Shorter days, cool temperatures and buck fever go a long ways toward calming many an avid angler’s desire to put the boat in the water and go fishing for trophy bass. But for everyone who already has the tarp over the boat and the rods and reels in the closet, know this: autumn – especially mid-November to mid-December – offers some terrific opportunities to catch bass. In fact, it may be one of the best times of the year.

The more the mercury dips, the tighter the schools of baitfish will be. And when baitfish schools get tight, bass feed like crazy, gorging themselves for winter. For this reason, the last bite of the year can also produce some of the year’s biggest fish. Also, cold-weather bass fishing can be a numbers game: where you find one, there’s bound to be more.

On warm sunny days, anglers can often find fish relatively shallow, even in December. Fish will often gather on the first structure element – the edge of a weed line or a rock pile – off shore and they can be taken on all manner of motion lures such as crankbaits. Vibrating, rattling baits like a crankbait are productive when water temperatures are falling. Boat docks can also be a great place to target bass this time of year. Look for wood docks, on which algae grows below the water line. This algae is a food source for many species of prey fish. Bass, being ambush feeders, can easily lay in the shadows of the dock pilings and feed on minnows, shad and other prey as they attempt to feed off the algae.

For fishing docks (fishing rip rap the same way can often yield similar results), I like to flip a jig tipped with a Berkley PowerBait Chigger Craw. I have a personal attachment to this bait since it is the one I used to win the Bassmaster Classic. The big claws of the Chigger Craw produce an attention-grabbing flapping motion as it falls and is retrieved. If flipping a Chigger Craw on a jig doesn’t work, I like to skip a wacky rigged PowerBait Fat Dover Crawler. Wacky rigging simply means hooking the bait through the middle. The bait will have an incredible motion as it falls and remains in the strike zone as you fish it.

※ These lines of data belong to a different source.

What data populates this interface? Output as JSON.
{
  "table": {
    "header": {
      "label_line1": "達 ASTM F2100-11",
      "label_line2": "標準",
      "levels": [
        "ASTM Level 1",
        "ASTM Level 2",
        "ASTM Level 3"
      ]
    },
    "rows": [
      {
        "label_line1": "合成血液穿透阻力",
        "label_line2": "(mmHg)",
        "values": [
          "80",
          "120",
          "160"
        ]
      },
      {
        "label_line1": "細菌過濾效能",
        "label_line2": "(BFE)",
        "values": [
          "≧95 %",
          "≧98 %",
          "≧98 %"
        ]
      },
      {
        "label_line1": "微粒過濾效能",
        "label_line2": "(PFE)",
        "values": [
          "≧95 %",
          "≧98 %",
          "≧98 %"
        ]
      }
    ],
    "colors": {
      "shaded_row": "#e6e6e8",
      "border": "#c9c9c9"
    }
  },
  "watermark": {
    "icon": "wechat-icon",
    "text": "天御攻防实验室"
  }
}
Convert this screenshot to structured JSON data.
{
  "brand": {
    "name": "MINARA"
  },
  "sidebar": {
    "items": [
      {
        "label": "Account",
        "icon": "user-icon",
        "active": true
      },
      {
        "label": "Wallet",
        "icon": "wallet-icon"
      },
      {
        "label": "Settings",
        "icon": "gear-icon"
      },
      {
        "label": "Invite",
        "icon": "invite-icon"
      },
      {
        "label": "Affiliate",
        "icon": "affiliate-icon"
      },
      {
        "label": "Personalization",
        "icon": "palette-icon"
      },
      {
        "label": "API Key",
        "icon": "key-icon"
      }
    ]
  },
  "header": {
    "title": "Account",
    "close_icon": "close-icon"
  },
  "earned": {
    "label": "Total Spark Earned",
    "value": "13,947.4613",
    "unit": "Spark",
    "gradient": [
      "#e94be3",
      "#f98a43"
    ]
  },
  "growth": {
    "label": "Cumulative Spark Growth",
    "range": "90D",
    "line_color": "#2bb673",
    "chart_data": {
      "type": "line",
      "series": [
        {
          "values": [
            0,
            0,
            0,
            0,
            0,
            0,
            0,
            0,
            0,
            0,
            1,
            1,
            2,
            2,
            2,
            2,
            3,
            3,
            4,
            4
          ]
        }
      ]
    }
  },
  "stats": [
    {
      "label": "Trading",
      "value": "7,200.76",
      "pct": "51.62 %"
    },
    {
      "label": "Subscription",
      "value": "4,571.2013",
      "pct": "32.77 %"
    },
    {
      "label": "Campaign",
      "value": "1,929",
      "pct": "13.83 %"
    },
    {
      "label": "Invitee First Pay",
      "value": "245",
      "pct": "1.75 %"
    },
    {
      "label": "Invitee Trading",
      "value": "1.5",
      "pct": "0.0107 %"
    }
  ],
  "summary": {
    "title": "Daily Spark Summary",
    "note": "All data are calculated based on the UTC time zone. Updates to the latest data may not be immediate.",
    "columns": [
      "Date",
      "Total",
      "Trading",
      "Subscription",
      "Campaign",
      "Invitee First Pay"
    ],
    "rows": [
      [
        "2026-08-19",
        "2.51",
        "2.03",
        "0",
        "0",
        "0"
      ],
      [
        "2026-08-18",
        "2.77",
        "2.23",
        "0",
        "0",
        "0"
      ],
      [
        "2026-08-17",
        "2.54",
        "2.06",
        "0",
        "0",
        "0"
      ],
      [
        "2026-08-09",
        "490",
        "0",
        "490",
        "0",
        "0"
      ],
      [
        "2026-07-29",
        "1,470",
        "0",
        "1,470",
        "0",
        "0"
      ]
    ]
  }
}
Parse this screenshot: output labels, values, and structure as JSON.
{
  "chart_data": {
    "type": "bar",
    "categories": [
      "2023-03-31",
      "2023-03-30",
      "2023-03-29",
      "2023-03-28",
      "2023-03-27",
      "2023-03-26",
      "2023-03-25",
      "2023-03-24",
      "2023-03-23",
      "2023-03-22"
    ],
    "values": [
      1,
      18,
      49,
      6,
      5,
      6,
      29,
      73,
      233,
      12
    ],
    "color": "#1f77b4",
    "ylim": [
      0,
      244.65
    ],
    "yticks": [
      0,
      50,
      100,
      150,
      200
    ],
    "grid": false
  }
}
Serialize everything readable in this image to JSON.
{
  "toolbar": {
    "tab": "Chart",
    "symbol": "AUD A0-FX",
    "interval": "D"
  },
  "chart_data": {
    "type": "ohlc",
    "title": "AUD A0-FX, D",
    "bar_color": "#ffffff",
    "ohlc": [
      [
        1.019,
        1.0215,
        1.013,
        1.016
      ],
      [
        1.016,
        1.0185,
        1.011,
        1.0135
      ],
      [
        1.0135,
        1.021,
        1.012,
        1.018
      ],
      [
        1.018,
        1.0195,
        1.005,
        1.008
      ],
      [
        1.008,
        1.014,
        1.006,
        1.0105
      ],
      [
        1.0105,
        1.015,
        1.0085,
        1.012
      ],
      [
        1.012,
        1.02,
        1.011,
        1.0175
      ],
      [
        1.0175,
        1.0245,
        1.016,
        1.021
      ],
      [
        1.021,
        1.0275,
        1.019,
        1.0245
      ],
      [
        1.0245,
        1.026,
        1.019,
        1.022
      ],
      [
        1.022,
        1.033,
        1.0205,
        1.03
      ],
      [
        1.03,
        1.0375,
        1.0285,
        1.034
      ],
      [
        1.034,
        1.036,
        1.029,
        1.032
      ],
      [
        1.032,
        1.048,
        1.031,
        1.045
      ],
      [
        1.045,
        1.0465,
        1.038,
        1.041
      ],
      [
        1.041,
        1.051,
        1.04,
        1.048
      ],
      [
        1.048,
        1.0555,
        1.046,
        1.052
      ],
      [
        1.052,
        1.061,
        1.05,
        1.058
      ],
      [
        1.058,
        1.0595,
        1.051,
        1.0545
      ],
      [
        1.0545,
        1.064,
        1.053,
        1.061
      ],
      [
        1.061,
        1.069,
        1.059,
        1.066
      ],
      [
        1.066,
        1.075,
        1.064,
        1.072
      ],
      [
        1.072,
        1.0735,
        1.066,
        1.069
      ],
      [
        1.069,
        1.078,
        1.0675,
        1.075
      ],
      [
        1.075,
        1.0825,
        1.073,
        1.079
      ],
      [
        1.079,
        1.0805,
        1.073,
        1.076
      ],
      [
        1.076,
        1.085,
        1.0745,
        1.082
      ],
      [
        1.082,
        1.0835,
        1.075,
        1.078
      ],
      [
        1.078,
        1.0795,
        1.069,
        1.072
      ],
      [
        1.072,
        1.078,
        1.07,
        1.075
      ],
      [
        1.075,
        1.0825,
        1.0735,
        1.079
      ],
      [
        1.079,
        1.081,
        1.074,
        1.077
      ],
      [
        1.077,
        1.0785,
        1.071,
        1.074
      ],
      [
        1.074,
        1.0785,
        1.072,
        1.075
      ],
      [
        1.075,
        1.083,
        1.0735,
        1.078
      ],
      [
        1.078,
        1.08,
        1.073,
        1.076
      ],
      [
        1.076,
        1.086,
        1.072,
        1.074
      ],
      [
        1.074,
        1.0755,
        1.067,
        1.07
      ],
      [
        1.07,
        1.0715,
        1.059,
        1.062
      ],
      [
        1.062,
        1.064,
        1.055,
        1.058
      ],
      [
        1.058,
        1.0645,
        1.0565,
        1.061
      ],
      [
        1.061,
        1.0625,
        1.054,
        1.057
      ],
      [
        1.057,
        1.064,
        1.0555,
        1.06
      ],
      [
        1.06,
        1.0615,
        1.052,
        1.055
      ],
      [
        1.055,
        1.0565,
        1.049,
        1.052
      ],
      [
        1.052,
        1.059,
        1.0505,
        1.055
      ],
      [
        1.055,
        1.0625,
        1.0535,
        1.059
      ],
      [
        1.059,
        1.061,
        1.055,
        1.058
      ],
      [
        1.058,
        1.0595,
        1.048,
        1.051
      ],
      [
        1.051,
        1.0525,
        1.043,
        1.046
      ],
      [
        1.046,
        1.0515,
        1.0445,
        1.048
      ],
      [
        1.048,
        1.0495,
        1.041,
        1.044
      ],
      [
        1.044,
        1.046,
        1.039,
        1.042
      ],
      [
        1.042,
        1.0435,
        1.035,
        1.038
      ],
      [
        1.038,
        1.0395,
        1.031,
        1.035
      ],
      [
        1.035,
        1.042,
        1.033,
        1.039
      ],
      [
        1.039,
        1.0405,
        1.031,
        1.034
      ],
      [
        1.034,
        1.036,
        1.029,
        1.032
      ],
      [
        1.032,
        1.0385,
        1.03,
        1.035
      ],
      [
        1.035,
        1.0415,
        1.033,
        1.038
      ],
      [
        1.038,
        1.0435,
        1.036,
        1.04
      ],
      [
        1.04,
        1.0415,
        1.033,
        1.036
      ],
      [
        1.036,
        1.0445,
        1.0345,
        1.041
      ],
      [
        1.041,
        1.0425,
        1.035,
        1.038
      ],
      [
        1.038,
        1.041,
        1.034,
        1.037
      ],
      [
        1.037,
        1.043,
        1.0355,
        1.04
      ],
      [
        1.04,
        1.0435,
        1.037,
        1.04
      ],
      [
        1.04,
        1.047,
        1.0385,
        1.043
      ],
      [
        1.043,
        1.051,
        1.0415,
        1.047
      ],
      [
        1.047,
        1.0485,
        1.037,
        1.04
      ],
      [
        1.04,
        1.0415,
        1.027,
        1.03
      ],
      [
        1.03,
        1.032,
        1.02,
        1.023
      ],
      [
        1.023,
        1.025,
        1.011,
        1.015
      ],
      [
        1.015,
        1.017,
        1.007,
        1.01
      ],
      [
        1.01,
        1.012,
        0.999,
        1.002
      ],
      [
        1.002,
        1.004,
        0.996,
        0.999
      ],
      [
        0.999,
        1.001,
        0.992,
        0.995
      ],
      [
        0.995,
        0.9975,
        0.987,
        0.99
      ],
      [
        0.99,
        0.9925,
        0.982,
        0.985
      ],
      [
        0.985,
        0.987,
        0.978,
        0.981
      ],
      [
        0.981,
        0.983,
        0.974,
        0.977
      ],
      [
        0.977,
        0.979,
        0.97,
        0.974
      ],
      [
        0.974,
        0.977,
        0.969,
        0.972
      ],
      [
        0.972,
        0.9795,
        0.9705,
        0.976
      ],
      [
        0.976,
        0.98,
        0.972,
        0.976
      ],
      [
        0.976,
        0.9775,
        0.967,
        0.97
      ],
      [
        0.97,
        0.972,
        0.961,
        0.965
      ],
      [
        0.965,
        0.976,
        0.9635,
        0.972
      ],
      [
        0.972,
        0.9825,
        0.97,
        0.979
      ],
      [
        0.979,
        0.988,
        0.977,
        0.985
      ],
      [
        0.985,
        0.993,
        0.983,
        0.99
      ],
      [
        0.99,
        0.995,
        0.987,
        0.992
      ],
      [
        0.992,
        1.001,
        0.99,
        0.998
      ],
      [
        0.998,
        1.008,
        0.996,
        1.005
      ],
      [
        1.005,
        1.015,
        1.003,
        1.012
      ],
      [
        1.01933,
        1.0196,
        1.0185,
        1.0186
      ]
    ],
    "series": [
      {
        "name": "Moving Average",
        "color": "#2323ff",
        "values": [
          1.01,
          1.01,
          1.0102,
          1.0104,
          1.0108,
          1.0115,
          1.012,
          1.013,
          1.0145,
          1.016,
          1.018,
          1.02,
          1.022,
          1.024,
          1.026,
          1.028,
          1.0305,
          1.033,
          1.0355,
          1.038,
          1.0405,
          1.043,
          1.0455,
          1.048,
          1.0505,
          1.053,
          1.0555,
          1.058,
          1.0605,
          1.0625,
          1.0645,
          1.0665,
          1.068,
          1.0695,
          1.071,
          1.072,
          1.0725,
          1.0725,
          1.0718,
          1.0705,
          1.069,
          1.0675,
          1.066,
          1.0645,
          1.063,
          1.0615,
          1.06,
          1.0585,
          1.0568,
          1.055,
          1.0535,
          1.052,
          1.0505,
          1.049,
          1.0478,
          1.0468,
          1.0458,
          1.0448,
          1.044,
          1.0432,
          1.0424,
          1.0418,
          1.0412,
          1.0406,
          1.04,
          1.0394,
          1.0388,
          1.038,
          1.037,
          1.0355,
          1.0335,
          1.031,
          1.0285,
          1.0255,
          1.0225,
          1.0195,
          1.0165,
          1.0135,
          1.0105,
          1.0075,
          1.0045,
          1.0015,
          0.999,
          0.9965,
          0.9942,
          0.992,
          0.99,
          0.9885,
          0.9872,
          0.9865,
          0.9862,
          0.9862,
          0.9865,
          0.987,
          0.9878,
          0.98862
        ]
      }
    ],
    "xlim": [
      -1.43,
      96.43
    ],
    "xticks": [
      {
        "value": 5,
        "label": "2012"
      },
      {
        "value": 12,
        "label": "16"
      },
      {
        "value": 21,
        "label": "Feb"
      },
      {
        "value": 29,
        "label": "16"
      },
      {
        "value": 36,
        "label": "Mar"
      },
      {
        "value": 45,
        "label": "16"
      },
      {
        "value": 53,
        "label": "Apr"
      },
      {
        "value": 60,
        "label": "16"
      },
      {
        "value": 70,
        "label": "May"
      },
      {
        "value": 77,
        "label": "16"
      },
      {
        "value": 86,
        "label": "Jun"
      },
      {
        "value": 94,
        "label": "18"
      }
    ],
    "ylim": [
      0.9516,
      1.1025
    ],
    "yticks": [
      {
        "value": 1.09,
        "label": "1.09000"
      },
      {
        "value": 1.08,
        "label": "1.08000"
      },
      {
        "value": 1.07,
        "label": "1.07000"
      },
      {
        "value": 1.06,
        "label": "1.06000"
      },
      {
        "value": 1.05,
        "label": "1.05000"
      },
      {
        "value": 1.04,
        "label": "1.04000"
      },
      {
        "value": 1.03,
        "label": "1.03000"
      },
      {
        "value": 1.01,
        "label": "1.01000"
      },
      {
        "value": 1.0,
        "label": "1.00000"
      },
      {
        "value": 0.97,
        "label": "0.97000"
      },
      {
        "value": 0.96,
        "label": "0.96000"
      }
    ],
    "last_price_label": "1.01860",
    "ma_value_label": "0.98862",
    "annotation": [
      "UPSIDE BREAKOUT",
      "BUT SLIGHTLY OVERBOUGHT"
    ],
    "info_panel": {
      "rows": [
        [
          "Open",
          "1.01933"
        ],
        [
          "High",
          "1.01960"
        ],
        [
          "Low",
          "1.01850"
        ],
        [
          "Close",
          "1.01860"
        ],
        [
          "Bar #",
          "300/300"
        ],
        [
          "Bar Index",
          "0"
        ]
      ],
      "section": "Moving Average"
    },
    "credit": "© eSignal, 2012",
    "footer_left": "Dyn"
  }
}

Later in the month, the fish are likely to be on the outside edges and turns. But as the water temperature drops even more, the fish generally head toward deeper water and a drop-shot rig will work great. Around this time fishing becomes more vertical than horizontal as anglers fish the bottom. With steadily dropping temperatures and steady winds the norm this time of year, look for channel drop-offs where high banks give you some refuge from the wind, then work the bottom structure. Or opt for a Berkley Gulp! Jerk Shad. The powerful scent and action of the bait can be just the thing to entice a bass that has been foraging on shad.

There’s plenty of time left in the year for watching football and deer hunting, so don’t miss your chance to cash in on the last big bite of the year.